Faced with a
pancreatic cancer often diagnosed too late, oncologists have two major first-line chemotherapies at their disposal, without knowing which will give the best chance for a given patient. A team from Cedars-Sinai, in the United States, has just presented a tool forartificial intelligence (AI) which promises to help decide.
Two heavy chemotherapies, but no obvious choice
Until now, the choice is made mainly on the general condition and experience of the doctor. “Currently, we do not have conclusive data showing which of the two chemotherapy regimens approved for patients with advanced pancreatic cancer is more effective. So we start with one, do our best to quickly assess the patient’s response, and change if necessary“, explained Andrew Hendifar, medical director of the Pancreatic Cancer program at Cedars-Sinai Cancer, quoted by Cedars-Sinai. Enough to make you want to know more.
The most common form, pancreatic ductal adenocarcinoma, remains one of the deadliest cancers, with a median survival of just over one year in a metastatic situation. In the first line, two chemotherapy regimens dominate:
FOLFIRINOXa cocktail of four drugs, and the association gemcitabine plus nab-paclitaxel. The trials did not show a clear preference between the two.
For the patient, first receiving the “bad” chemotherapy means several months of heavy toxicity with limited benefit, then a change of treatment sometimes too late. Biomarkers exist in other cancers to guide these choices, but no such signature was available for the pancreas.
CHAI, the AI that reads biopsy slides to guide chemo
Researchers used digital pathology platform
CHAIfor Computational Histology Artificial Intelligence. The idea: scan the images of microscopic slides containing samples of tumor tissue, colored to highlight the tiniest details of the cells, then let the algorithm analyze, pixel by pixel, the shape of the nuclei, the organization of the cells, the presence of fibrous tissue or immune cells, among more than 30,000 possible characteristics. Almost all patients already have this slide at the time of diagnosis.
Starting from samples of 25,000 patients with pancreatic cancer treated by one or the other protocol, the team constructed a biomarker called GvF, which classifies each tumor into two profiles: F-pref (FOLFIRINOX preference) or G-pref (gemcitabine preference). Thanks to the platform’s artificial intelligence capabilities, it was possible to analyze more than 30,000 different characteristics of tissue samples. The researchers then correlated these tissue characteristics with treatment response to create a predictive tool.
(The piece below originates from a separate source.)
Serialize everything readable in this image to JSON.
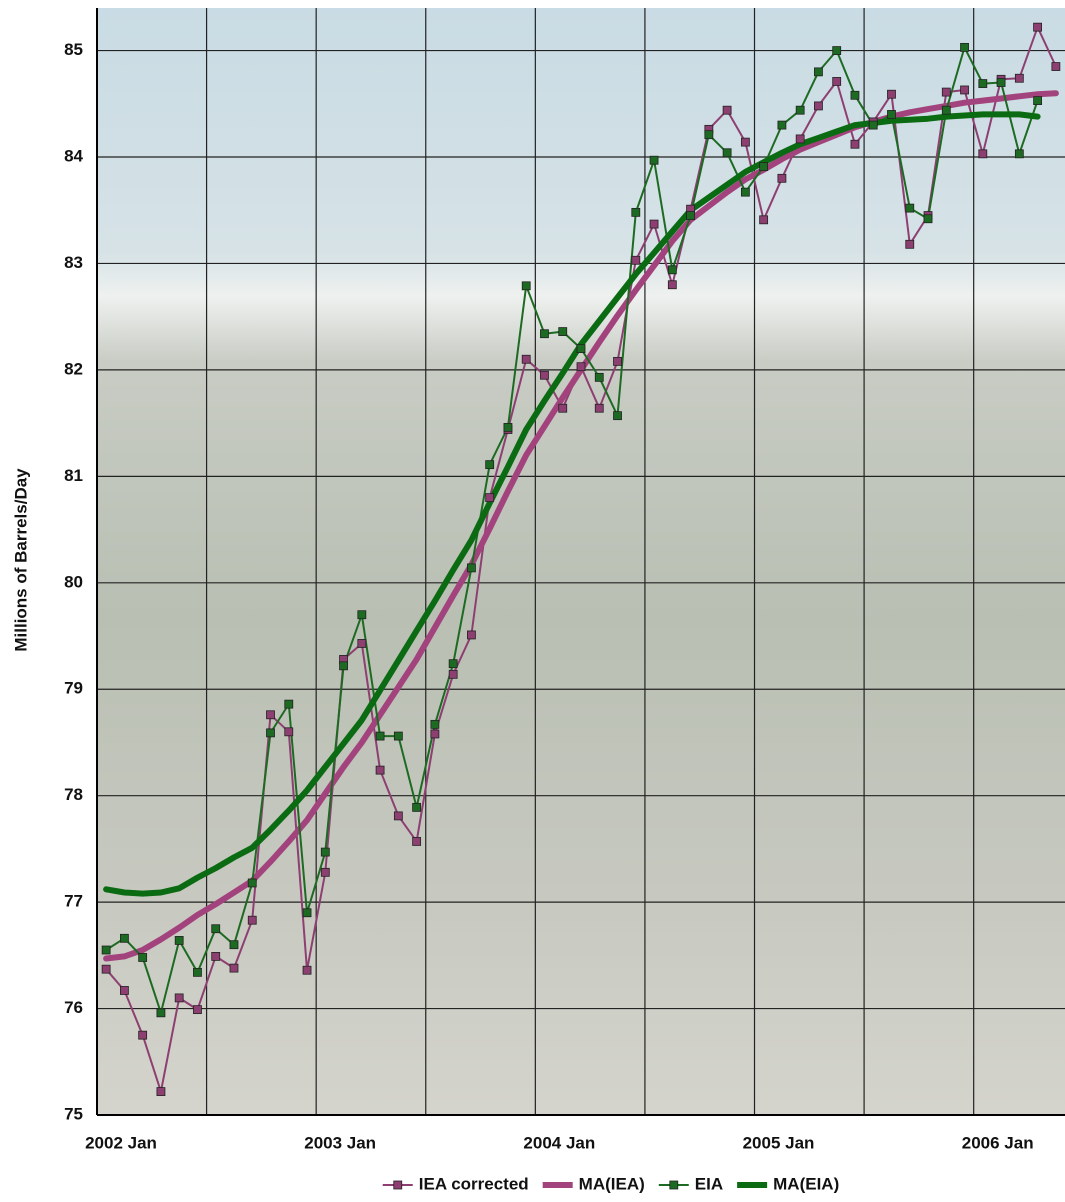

When they tested the tool on data from a large clinical trial using both pancreatic cancer treatment regimens, they found that it was able to accurately predict each patient’s response to the treatment they received.
Months of potential gain, an AI still in clinical validation
In the validation cohort, 57.9% of patients were classified as F-pref and 42.1% as G-pref. Among F-pref, those who actually received FOLFIRINOX-type chemotherapy lived a median of 14.4 months, compared to 11.7 months with a gemcitabine regimen. In G-pref, gemcitabine made it possible to keep the disease under control 9.6 months before switching lines, compared to 7.2 months with FOLFIRINOX – with no difference in overall survival. In total, almost one in two patients would theoretically have received another treatment if AI had been used from the start.
“If the probability that a given treatment will benefit a patient is 50%, which is quite common in oncology, then this tool could prove very useful in helping doctors and patients make decisions.“, Hendifar said. “In addition, we can train this digital tool to choose not only between two available treatments, but also between several”.
The tool has another very concrete advantage. “Unlike most biomarker tests, which require additional tissue or blood collection, this test only requires a digital image of the patient’s biopsy slide. Simply send the image electronically to quickly receive a result indicating the recommended treatment. We don’t just know which treatment is preferable; we also discover how much more effective it is likely to be“, detailed Andrew Hendifar.
The team insists, however: new studies, including other protocols and more fragile patients, remain necessary before routine use, but this type of AI could ultimately be extended to many solid cancers.